Sintesa globin sangat berkoordinasi dengan sintesa porfirin. Apabila sintesa globulin terganggu, proses sintesa porfirin akan menjadi berkurang dan sebaliknya. Walaupun begitu, tiada kaitan antara jumlah pengambilan zat besi dengan gangguan pada protoporfirin atau sintesa globin. Sekiranya penghasilan globin berkurang, ferum akan berakumulasi di dalam sitoplasma sel sebagai ferritin yang beragregasi (Turgeon, 2005).
Fungsi
Selain berperan dalam transportasi oksigen, hemoglobin juga berperan sebagai molekular transduser panas melalui siklus oksigenasi-deoksigenasi. Hemoglobin juga adalah modulator metabolisme eritrosit dan oksidasi hemoglobin merupakan petanda proses penuaan hemoglobin. Pada penderita malaria, hemoglobin mempunyai implikasi resistensi genetik. Aktivitas enzimatik hemoglobin mempunyai peranan dalam interaksi dengan obat, selain ia juga merupakan sumber katabolit fisiologi yang aktif (Giardina et al., 1995). Penurunan jumlah hemoglobin dalam darah dapat menimbulkan gangguan pada fungsi-fungsi di atas.

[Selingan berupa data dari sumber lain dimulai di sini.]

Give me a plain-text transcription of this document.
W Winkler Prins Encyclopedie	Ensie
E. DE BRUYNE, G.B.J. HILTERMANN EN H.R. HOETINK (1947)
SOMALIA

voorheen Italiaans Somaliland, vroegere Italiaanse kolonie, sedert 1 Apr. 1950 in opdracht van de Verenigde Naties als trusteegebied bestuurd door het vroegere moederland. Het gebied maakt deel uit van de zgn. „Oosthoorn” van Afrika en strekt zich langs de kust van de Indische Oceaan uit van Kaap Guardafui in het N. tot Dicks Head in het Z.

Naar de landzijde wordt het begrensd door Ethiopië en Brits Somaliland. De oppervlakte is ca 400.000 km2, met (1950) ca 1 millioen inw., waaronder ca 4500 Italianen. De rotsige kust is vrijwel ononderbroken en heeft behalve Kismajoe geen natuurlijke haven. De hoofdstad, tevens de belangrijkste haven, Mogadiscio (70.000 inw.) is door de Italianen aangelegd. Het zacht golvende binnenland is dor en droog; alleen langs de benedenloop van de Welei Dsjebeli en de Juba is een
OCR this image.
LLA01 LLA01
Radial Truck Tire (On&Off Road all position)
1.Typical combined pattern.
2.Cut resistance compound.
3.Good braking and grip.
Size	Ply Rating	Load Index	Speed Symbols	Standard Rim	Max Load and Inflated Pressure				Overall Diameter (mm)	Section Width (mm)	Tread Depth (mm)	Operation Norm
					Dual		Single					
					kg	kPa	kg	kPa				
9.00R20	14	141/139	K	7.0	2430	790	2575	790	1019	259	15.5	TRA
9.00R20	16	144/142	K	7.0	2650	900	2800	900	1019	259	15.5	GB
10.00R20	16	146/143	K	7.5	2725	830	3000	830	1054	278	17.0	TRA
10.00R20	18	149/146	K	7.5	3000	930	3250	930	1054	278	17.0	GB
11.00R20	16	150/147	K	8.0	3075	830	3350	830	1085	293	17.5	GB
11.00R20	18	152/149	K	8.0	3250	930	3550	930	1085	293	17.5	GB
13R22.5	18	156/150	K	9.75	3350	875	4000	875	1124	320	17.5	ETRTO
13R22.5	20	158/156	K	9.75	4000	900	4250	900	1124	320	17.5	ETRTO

Uptake oksigen maksimum (VO2 max), kadar hemoglobin dan volume darah di dalam tubuh adalah saling berkait. Jika volume darah dalam keadaan tidak berubah, penurunan konsentrasi hemoglobin akan menyebabkan penurunan nilai uptake oksigen maksimum (VO2 max), manakala, jika konsentrasi hemoglobin meningkat, uptake oksigen maksimum (VO2 max) turut meningkat. Apabila kadar hemoglobin tidak berubah, tetapi volume darah bertambah, nilai uptake oksigen maksimum (VO2 max) turut bertambah dan jika volume darah berkurang, nilai uptake oksigen maksimum (VO2 max) turut berkurang. Di sini dapat disimpulkan bahawa uptake oksigen maksimum (VO2 max) sangat dipengaruhi oleh kadar hemoglobin dan volume darah (Gledhill et al., 1999).
Konsentrasi Hemoglobin dan Anemia
Menurut Standley (2010) nilai hemoglobin yang normal pada wanita adalah di antara 12g/dL hingga ke 16g/dL. Sekiranya nilai hemoglobin yang diukur adalah di bawah 12g/dL, seseorang wanita itu sudah dianggap anemia. Secara tepat, anemia adalah suatu keadaan di mana berlaku penurunan terhadap massa sel darah merah. Metode pengukuran sel darah merah adalah agak rumit karena butuh waktu, biaya yang mahal dan biasanya memerlukan transfusi eritrosit radio label. Secara praktis, anemia ditemukan melalui hitung jumlah sel darah merah, konsentrasi hemoglobin dan hematokrit (Conrad, 2009).